The illustration looks much more complicated than it actually is. Let’s look at each subsystem.
  1. The kickstarter of cognition is the Motivational Subsystem. You start with a drive. Cognition itself is specifically designed as an instrument to fulfill this drive. It can range from food, water, or avoiding danger, to autonomy, dominance, recognition, or belonging, etc. We are pretty familiar with this kind of psychological assumption. You may also be motivated by a process created by a goal structure that in turn services a drive. That's fortuitous for us, since we want to use our natural tendencies to procedural ends and like goal-setting anyway.
  2. All explicit knowledge constantly cycles through Meta-Cognitive Subsystem. Meta-cognition is simply monitoring and direction. At this stage, your brain decides what is appropriate to do. The MCS filters, selects, and regulates information to be acted upon. It reviews progress, reinforces positive processes, and sets goals to solve for unsatisfactory processes.
  3. The Action Subsystem controls thought/action. It has an explicit and an implicit level that operate simultaneously.
  4. Non-Action Subsystem maintains your knowledge-bank. It has explicit and implicit resources.
  • Explicit: declarative, specific, more accessible.
    Explicit knowledge is representable. It can be communicated easily through words, symbols, or named concepts. In a melee context, all knowledge is procedural, a rule for action. I like the term Declarative because it can be and very often is declared.

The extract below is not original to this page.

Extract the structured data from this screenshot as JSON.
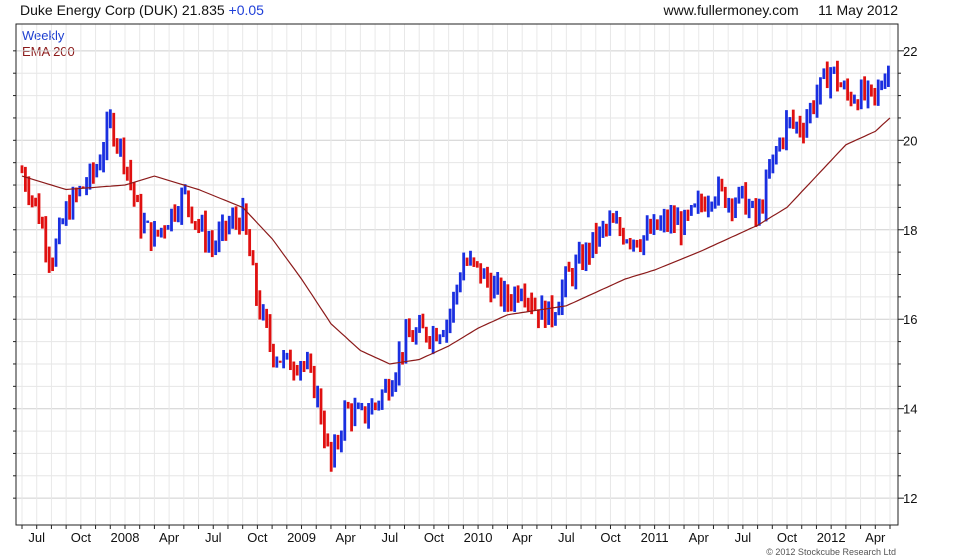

  • Implicit: intuitive, holistic, fundamental, less accessible.
    Implicit knowledge is not representable. It is automatic and outside of our verbal grasp. Colloquially we sometimes hear it referred to as Unconscious but in this context that’s extremely confusing. I prefer Intuitive.

We can now discuss the two learning processes suggested by the model and its researchers.

Top-Down
Learning principles to apply to action. The design is placed before the experience. This knowledge is either heard and then internalized through practice in its application OR it is intentionally sought out in experience, then sorted. Anything that is or can be “worked out.” This is the method that is most familiar to us as an educational model. It is on the whole very efficient. A Top-Down approach is weak in two meaningful respects. First, the knowledge is only as good as how well it is understood. A limitation in understanding is an immediate limitation on knowledge and capacity. Second, this knowledge is limited by the capacity of its delivery. If the words fail to sufficiently address the situation then the knowledge fails to sufficiently address the situation.

Bottom-Up
Trail and error to arrive at unconscious mastery. The experience is placed before the design. This knowledge is necessarily out of reach of our conscious meta-cognition and thus poorly understood if understood at all. In this way it is almost entirely built from experience. The best example of this is grammar. Although we can learn grammar using declarative rules, most of us learn a language at too young an age to use them. We internalize the correct rules of grammar through a huge amount of trial and error. We have an acute intuitive sense for these rules but it is extremely difficult for us to formulate them on demand. Intuitive knowledge is incredibly profound, capable of magnificent complexity, and effortless to put into use—we rarely even notice. However, it is obscenely inefficient. Running yourself through the trails and errors required to assuredly arrive at correct intuitive knowledge is a monstrous task. It is also highly susceptible to misdirection by biases in interest/activity/wrong opinion/etc.


But the beauty of the dichotomy lies in the overlap. These models are not mutually-exclusive. Because they operate simultaneously, a conscientious learner can actively take advantage of both. He may gently guide the progress of his bottom-up learning with focus and mindfulness or later conceptualize the solutions that he intuitively arrives to as if by accident. This is the optimized form of Bottom-Up. He may intentionally internalize his top-down assumptions with practice, allowing a methodology to sink into an unconscious procedure that is more sensitive to exceptions. This is the optimized form of Top-Down.